Afraa says KQ management not to blame for losses

ON THE SPOT: Kenya Airways has recorded massive losses recently leading to pressure on its top managers.
ON THE SPOT: Kenya Airways has recorded massive losses recently leading to pressure on its top managers.

A continental aviation lobby group has cited high taxes and state interference as the biggest impediment to the growth and business sustainability of African airlines.

African Airlines Association CEO Elijah Chingosho has also warned against high turnover of managers at various carriers across the continent which he said affects their performance.

Addressing insurance brokers during their monthly meeting on Friday in Nairobi, Chingosho who appeared to defend Kenya Airways managers over the company's financial woes said the airline was suffering due to high taxes and government interference.

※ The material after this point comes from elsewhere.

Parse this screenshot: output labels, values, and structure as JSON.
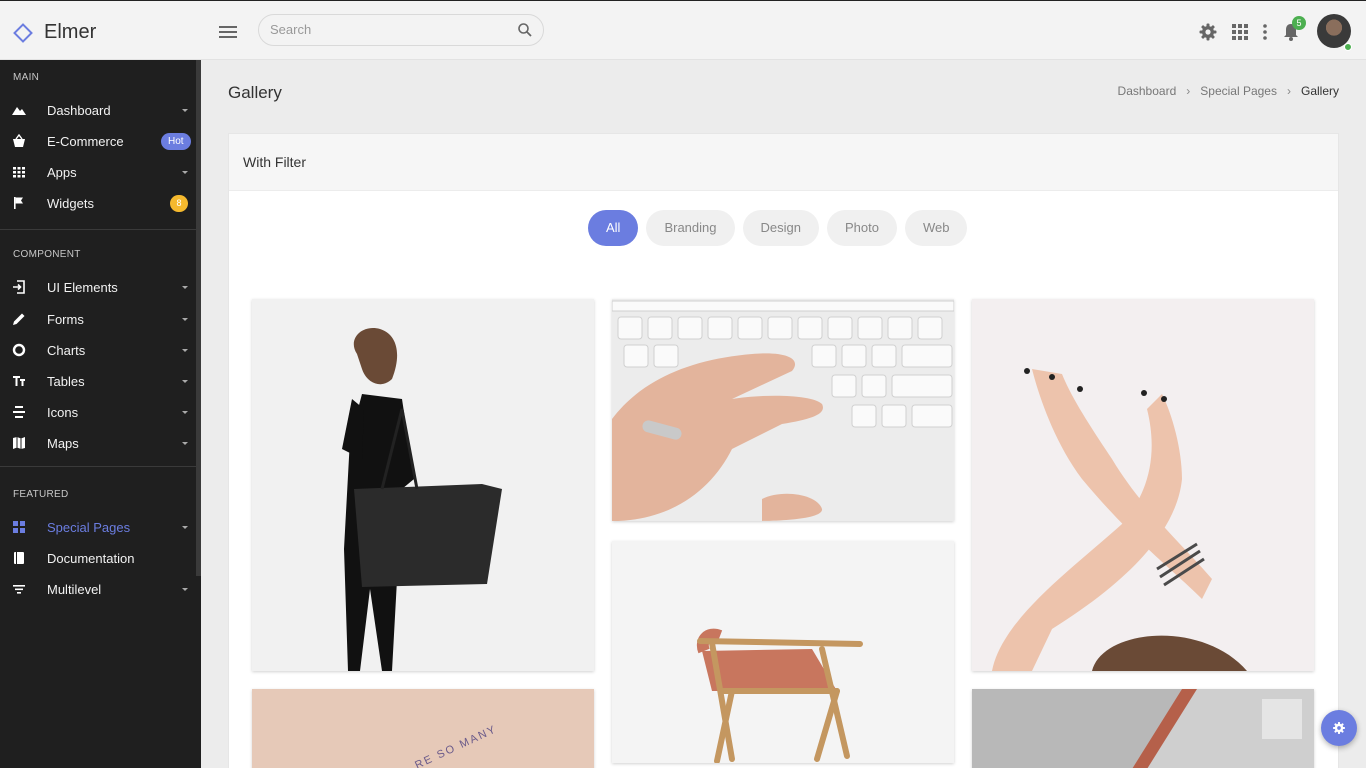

Treasury has hinted at possible changes of top management at KQ prior to consideration for a state bailout to turnaround its fortunes.

Chingosho blamed difficult government policies that could not be amended to revise

Kenya Airways' fuel prices, for the record loss the airline announced last year.

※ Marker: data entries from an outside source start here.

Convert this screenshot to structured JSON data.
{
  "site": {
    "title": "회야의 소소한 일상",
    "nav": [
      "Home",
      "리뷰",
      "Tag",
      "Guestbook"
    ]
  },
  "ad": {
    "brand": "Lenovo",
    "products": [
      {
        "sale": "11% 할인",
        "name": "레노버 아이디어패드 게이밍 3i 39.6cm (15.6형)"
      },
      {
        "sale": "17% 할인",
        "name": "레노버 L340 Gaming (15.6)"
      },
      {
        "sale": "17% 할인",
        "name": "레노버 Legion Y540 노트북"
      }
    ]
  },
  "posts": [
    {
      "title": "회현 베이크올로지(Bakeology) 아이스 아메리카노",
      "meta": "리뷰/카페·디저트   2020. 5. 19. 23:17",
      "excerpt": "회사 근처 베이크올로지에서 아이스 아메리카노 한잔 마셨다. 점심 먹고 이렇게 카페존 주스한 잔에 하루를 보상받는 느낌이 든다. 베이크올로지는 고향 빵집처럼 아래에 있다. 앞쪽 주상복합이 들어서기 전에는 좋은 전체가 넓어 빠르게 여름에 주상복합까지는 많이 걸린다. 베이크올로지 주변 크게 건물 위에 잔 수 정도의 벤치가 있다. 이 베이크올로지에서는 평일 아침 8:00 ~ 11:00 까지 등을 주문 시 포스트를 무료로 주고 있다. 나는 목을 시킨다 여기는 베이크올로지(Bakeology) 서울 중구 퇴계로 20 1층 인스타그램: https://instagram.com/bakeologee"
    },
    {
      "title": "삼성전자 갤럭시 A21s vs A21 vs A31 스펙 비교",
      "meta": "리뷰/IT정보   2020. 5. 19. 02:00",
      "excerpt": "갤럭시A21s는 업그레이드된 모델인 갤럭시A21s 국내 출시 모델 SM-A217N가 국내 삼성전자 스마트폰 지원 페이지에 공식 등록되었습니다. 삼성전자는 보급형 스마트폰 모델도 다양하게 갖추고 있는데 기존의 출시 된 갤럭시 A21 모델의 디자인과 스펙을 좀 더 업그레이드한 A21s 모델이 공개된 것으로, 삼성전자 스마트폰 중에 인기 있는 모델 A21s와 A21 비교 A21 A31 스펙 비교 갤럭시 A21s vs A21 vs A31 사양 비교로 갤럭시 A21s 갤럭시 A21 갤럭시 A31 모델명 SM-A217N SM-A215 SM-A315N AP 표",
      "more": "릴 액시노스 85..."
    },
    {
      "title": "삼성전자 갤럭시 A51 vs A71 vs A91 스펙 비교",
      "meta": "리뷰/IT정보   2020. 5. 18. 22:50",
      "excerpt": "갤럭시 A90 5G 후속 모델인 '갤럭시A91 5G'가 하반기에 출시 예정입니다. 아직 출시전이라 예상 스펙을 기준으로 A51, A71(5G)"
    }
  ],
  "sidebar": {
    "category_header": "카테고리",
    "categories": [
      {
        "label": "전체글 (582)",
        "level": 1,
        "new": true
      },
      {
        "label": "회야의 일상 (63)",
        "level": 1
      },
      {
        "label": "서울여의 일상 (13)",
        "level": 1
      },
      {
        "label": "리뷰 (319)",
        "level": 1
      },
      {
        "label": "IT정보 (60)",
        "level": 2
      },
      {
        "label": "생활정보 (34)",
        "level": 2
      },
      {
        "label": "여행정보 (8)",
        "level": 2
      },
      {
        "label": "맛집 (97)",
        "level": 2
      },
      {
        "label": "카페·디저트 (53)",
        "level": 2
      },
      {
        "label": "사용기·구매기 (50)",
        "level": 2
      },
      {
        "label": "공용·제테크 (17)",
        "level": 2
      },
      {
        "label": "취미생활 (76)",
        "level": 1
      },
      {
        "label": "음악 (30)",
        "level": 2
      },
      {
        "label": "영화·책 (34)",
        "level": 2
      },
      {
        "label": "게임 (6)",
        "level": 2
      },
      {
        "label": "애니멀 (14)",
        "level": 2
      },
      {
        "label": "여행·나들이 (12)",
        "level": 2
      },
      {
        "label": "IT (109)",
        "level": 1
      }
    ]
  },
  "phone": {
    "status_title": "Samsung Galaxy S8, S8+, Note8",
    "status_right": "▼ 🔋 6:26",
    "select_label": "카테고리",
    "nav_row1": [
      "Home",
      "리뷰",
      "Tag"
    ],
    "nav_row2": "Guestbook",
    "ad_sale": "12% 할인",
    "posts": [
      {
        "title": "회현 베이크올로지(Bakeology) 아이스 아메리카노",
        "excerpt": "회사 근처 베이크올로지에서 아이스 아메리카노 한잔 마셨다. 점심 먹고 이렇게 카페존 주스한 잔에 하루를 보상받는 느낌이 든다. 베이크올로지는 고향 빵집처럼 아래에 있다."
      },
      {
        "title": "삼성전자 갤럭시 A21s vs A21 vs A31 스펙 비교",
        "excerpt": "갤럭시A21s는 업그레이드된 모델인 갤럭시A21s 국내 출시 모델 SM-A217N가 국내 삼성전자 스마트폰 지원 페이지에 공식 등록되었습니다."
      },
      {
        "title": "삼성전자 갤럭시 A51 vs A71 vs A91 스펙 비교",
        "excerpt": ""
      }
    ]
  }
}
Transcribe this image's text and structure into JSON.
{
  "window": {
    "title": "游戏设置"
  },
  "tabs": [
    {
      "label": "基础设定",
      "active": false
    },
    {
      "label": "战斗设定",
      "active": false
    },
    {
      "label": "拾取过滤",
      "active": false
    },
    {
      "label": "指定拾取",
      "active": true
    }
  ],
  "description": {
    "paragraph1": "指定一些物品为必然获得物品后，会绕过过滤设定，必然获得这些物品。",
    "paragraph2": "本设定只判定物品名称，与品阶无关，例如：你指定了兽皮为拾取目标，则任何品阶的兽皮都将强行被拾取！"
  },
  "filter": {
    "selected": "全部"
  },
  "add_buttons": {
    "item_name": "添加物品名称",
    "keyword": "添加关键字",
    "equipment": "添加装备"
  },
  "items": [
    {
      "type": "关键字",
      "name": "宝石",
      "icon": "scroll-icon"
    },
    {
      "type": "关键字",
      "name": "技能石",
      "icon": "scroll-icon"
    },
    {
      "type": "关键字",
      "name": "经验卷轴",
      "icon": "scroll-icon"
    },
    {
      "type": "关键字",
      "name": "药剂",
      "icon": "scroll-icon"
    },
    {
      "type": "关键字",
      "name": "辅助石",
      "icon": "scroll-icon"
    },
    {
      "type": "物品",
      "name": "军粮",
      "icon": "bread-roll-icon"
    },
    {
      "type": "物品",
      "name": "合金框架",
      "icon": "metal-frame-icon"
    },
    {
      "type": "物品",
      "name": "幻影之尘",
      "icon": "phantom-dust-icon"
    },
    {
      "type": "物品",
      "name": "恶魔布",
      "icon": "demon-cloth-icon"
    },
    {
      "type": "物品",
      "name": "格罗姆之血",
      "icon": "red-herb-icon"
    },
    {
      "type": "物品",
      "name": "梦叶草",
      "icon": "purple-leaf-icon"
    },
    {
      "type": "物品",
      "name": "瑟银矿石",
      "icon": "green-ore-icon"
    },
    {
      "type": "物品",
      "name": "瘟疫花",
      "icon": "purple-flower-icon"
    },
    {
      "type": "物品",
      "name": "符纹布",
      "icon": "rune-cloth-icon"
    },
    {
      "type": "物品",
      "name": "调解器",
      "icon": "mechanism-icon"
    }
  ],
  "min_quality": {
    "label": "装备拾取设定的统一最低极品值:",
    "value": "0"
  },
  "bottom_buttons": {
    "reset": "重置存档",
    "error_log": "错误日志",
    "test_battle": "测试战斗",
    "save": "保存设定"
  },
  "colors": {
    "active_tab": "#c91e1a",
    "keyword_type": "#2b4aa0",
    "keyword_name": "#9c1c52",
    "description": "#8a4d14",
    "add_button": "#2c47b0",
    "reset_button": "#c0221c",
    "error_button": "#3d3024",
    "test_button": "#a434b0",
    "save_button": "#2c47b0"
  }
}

The airline reported Sh25.7 billion loss after tax for full year ending March 2015. In the half year to September 2015, the national carrier reported a Sh11.95 billion net loss.

Chingosho said the airline had made brilliant investment ideas previously, and reaped handsomely from them for years, even when other airlines around the world were making losses.

However, the ideas could not work when fuel prices started to decline drastically putting pressure on KQ to maintain profitability.

“Nobody would have imagined that oil prices would come down, but they did. However due to complicated government processes, making any changes

was just impossible,” he told the insurance brokers at the meeting.

Fuel hedging which allows companies to lock in a set price is an insurance-type of policy against volatile oil prices. If the price of oil goes up, airlines can use hedging to buy oil at the original, lower price. If oil went down, then the option simply served as an insurance policy that never got used. Financial service firms such as banks and insurance firms are some of the organisations that provide hedging services.

Airlines hedge against rising fuel prices, since fuel is the highest cost of operating an airline. Plummeting oil prices were not foreseen even by the smartest planners, Chingosho said.

He added that African airlines suffer due to very high cost of operations caused by high taxes, airport charges and fees.

Other challenges that airlines in the continent face, he said, are brain drain, negative perception that air travel is for the rich, ageing fleet, and few traffic rights.